For his work, with Martin Hellman and Ralph Merkle, on public key cryptography.
I understood the importance of cryptography and, in a sense, I understood the scale. I imagined myriad devices ecrypting billions of bits communicated among millions of people. What I didn't understand was the business aspect, how many thousands of people had to be hustling to turn a buck to make it happen.
Whitfield Diffie was born in Washington, D.C., in 1944. He studied mathematics at MIT, receiving a B.S. in 1965.
On graduation, Diffie became an employee of the MITRE Corporation until 1969, when he joined the Stanford University AI lab to work with its director, John McCarthy, on proof of correctness of computer programs.

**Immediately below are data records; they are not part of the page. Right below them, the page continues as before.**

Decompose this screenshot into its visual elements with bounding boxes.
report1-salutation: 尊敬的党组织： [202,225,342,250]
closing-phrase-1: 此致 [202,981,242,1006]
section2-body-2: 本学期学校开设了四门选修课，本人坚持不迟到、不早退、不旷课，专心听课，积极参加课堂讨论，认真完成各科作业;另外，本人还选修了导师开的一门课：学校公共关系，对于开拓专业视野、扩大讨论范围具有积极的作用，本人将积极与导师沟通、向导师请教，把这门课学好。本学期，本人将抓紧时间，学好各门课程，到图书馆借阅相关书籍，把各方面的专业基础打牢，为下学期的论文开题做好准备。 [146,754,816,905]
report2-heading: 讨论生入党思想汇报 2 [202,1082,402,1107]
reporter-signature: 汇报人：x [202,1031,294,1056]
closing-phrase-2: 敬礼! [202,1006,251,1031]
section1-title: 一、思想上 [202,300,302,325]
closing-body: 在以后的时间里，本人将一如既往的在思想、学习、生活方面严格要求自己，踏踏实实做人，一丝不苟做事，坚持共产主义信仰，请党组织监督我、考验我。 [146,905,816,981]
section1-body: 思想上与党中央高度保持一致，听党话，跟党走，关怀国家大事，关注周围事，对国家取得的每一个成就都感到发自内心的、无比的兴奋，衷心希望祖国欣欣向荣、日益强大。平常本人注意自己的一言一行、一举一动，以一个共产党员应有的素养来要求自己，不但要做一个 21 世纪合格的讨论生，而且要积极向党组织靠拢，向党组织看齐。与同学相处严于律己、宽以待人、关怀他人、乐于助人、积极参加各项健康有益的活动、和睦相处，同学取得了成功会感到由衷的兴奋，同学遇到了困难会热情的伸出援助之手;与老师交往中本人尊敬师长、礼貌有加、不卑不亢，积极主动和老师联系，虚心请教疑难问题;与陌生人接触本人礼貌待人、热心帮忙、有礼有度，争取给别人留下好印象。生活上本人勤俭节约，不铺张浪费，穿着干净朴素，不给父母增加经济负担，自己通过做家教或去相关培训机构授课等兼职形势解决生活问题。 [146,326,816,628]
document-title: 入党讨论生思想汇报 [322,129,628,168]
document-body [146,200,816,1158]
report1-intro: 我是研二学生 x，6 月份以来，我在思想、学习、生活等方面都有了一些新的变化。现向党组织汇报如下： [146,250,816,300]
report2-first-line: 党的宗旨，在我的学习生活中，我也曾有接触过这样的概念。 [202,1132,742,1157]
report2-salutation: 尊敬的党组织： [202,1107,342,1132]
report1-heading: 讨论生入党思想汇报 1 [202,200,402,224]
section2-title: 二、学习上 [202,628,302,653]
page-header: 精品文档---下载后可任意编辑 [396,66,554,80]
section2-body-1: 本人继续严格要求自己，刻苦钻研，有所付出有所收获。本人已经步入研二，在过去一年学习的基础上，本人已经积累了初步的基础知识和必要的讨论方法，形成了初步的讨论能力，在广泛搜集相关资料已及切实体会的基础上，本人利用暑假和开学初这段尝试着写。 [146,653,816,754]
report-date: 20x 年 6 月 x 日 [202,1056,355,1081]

In the summer of 1972, Diffie's research interests changed to cryptography. In early 1973, he took a leave of absence to travel around the United States pursuing his new interest. He returned to Stanford with support from electrical engineering professor Martin Hellman, who was also pursuing research in cryptography.
Diffie and Hellman worked together throughout 1975 and were joined by Ralph Merkle in 1976. The results of their work appeared in Diffie and Hellman's paper, New Directions in Cryptography, in November 1976. The insights in this paper underpin secure transactions on the Internet, enabling e-commerce and a host of other interactions in which secure electronic communications are required.
In 1992, Diffie was awarded an honorary doctorate by the Swiss Federal Institute of Technology in Zurich, and in 2010, shared the IEEE Richard W. Hamming Medal with Ralph Merkle and Martin Hellman.